Development of RE-based and Ti-based multicomponent metal hydrides with comprehensive properties comparison for fuel cell hydrogen feeding system

Abstract

Metal hydride is an applicable hydrogen storage technology for fuel cell hydrogen feeding system. However, previous investigations mainly focused on the individual rare earth-based or titanium-based systems for other specific applications, and integrated study between these two is basically absent.

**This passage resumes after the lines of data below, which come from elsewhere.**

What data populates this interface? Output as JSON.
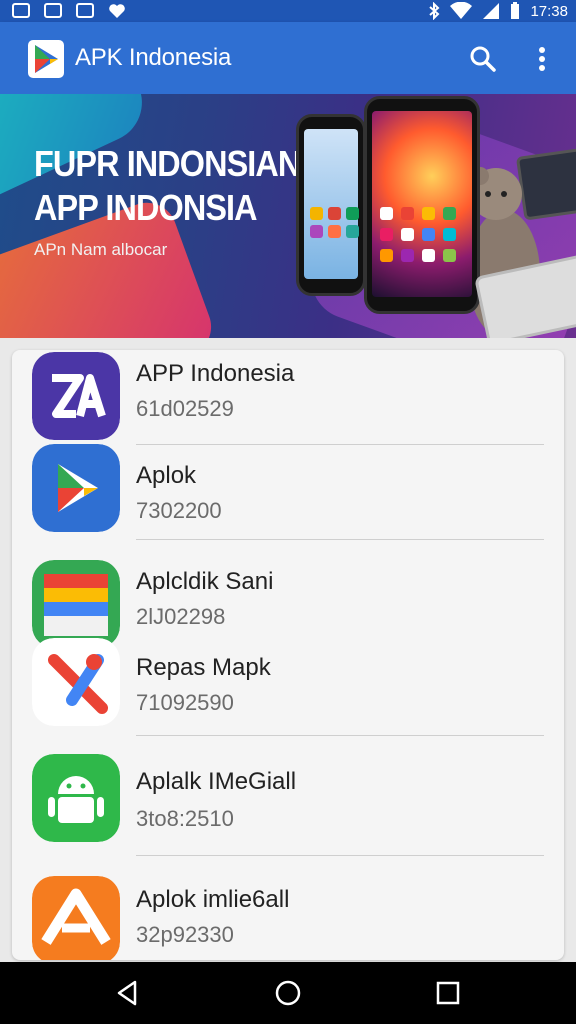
{
  "status_bar": {
    "time": "17:38"
  },
  "app_bar": {
    "title": "APK Indonesia",
    "search_icon": "search-icon",
    "more_icon": "more-vert-icon"
  },
  "banner": {
    "heading_line1": "FUPR INDONSIAN",
    "heading_line2": "APP INDONSIA",
    "subtitle": "APn Nam albocar"
  },
  "apps": [
    {
      "name": "APP Indonesia",
      "code": "61d02529",
      "icon": "app-indonesia-icon",
      "colors": [
        "#5b3fb0",
        "#3b2d8f"
      ]
    },
    {
      "name": "Aplok",
      "code": "7302200",
      "icon": "play-store-icon",
      "colors": [
        "#2f6fd2",
        "#1d4ea8"
      ]
    },
    {
      "name": "Aplcldik Sani",
      "code": "2lJ02298",
      "icon": "folder-icon",
      "colors": [
        "#34a853",
        "#fbbc05"
      ]
    },
    {
      "name": "Repas Mapk",
      "code": "71092590",
      "icon": "repair-tool-icon",
      "colors": [
        "#ffffff",
        "#ea4335"
      ]
    },
    {
      "name": "Aplalk IMeGiall",
      "code": "3to8:2510",
      "icon": "android-icon",
      "colors": [
        "#2fb84a",
        "#1e9a38"
      ]
    },
    {
      "name": "Aplok imlie6all",
      "code": "32p92330",
      "icon": "app-a-icon",
      "colors": [
        "#f57c1f",
        "#e55a10"
      ]
    }
  ],
  "nav_bar": {
    "back_icon": "back-icon",
    "home_icon": "home-icon",
    "recents_icon": "recents-icon"
  }
}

In this work, AB5-type La–Ce–Ca–Ni-based alloys and AB2-type Ti–Zr–Mn–Cr–V-based alloys were prepared and investigated, from which La0.45Ce0.35Ca0.2Ni5 and Ti0.88Zr0.12Mn1.2Cr0.6V0.2 were selected for further comprehensive properties comparison. In the aspect of reversible capacity, La0.45Ce0.35Ca0.2Ni5 wins the competition in volumetric capacity (126.65 kg H2/m3) with a more efficient capacity utilization of 93.71%, while Ti0.88Zr0.12Mn1.2Cr0.6V0.2 behaves better in gravimetric capacity (1.67 wt% H2). For cycling performances, La0.45Ce0.35Ca0.2Ni5 has an increasing disorder in crystal with a slight capacity deterioration of 3.77%, while other properties maintain favorable stability as Ti0.88Zr0.12Mn1.2Cr0.6V0.2. Additionally, the 64.1% difference in crystallographic anisotropy of Ti0.88Zr0.12Mn1.2Cr0.6V0.2 leads to a more apparent anisotropy in stress–strain resistance, apparent pulverization, the presence of peculiar pomegranate-like structure with an increased specific surface area, and faster mass transfer. Generally, both La0.45Ce0.35Ca0.2Ni5 and Ti0.88Zr0.12Mn1.2Cr0.6V0.2 could be the qualified candidates for hydrogen feeding system.